The Federal Reserve announced that while economic activity has continued to strengthen along with the labor market, it will not raise rates following its May meeting.
During its March meeting, the Federal Open Markets Committee raised rates for the first time in 2018, increasing the federal funds rate by 25 basis points.
But after this month’s meeting, the FOMC announced it would keep rates the same, maintaining the target range at 1.5% to 1.75%.
“Information received since the Federal Open Market Committee met in March indicates that the labor market has continued to strengthen and that economic activity has been rising at a moderate rate,” the committee said in a statement. “Job gains have been strong, on average, in recent months, and the unemployment rate has stayed low.”
The committee explained that inflation has moved close to 2%, and their long-term expectations for it has changed little.
“The committee will carefully monitor actual and expected inflation developments relative to its symmetric inflation goal,” the FOMC said in its statement.
It also explained that while it expects to continue to gradually increase interest rates, it expects it to remain at historically low levels “for some time.”
“The committee expects that economic conditions will evolve in a manner that will warrant further gradual increases in the federal funds rate; the federal funds rate is likely to remain, for some time, below levels that are expected to prevail in the longer run,” the committee stated. “However, the actual path of the federal funds rate will depend on the economic outlook as informed by incoming data”
The market was not surprised by today’s decision, and only predicted a 6% chance of a rate hike in May.
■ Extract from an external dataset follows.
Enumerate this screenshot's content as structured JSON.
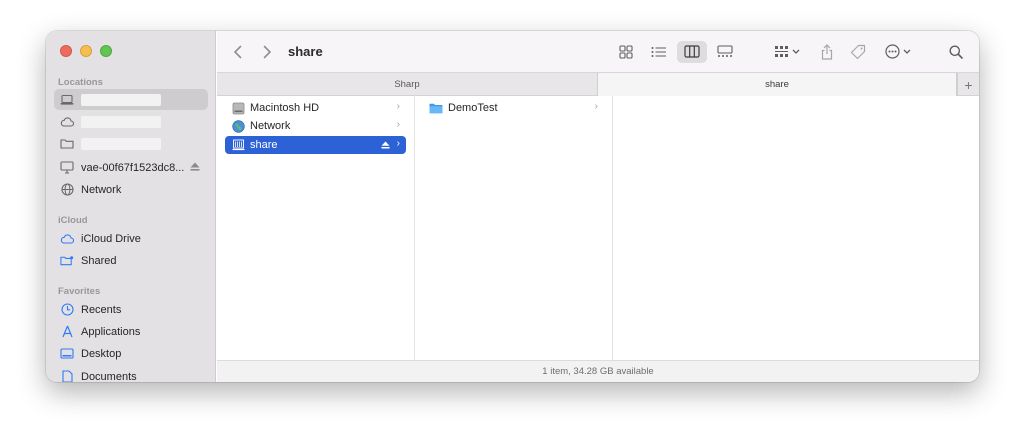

However, they are also placing a 94% chance of a 25 basis point increase at the upcoming June meeting.
In the note authored by Goldman Sachs Chief Economist of Investment Bank Jan Hatzius, he explained the company forecasts the FOMC will continue to raise interest rates once each quarter until 2019.
Goldman forecasted the federal funds rate will rise to a terminal funds rate of 3.25% to 3.5%.
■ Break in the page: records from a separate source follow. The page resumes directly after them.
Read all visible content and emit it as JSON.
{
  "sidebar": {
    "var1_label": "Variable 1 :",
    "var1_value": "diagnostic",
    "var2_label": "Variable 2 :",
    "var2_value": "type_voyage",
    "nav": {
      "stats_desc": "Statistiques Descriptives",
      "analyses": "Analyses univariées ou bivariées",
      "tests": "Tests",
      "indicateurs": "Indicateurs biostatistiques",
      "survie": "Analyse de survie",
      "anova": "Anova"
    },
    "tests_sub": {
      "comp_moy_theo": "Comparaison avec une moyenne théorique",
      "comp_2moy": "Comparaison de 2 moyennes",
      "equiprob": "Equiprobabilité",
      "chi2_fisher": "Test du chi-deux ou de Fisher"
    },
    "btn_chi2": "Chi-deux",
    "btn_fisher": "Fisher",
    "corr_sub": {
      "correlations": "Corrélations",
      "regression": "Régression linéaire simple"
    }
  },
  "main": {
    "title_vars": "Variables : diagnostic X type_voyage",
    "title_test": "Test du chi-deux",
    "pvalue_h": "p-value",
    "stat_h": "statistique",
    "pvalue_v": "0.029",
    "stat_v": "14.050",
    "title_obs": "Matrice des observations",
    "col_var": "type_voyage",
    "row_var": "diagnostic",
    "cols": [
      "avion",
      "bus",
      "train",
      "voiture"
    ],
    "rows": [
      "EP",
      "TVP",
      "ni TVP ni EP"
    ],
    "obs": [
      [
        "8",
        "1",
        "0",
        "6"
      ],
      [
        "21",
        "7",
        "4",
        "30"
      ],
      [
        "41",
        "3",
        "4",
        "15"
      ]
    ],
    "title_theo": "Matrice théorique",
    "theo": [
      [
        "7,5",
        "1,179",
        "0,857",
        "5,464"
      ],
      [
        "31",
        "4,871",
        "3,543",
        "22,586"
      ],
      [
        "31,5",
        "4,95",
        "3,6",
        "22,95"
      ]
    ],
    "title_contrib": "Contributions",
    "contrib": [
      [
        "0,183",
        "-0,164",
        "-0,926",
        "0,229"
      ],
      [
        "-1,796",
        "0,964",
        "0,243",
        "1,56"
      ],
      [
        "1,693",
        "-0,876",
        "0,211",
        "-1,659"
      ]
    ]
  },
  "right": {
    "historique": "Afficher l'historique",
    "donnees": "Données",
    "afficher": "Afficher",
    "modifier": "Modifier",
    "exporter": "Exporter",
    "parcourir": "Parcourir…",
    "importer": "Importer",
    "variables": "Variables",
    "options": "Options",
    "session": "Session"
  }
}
However, this forecast is on the bullish side, and most experts, including members of the FOMC, believe there will be two to three rate hikes each year.
“The Fed was never likely signal a major shift in policy at the conclusion of the FOMC meeting today, with the fed funds target range left unchanged at 1.5% to 1.75% and the accompanying statement little different from the one issued in March,” Capital Economics Economist Andrew Hunter said. “Regardless, officials remain on course to raise rates again in June and we expect two further 25bp rate hikes in the second half of this year.”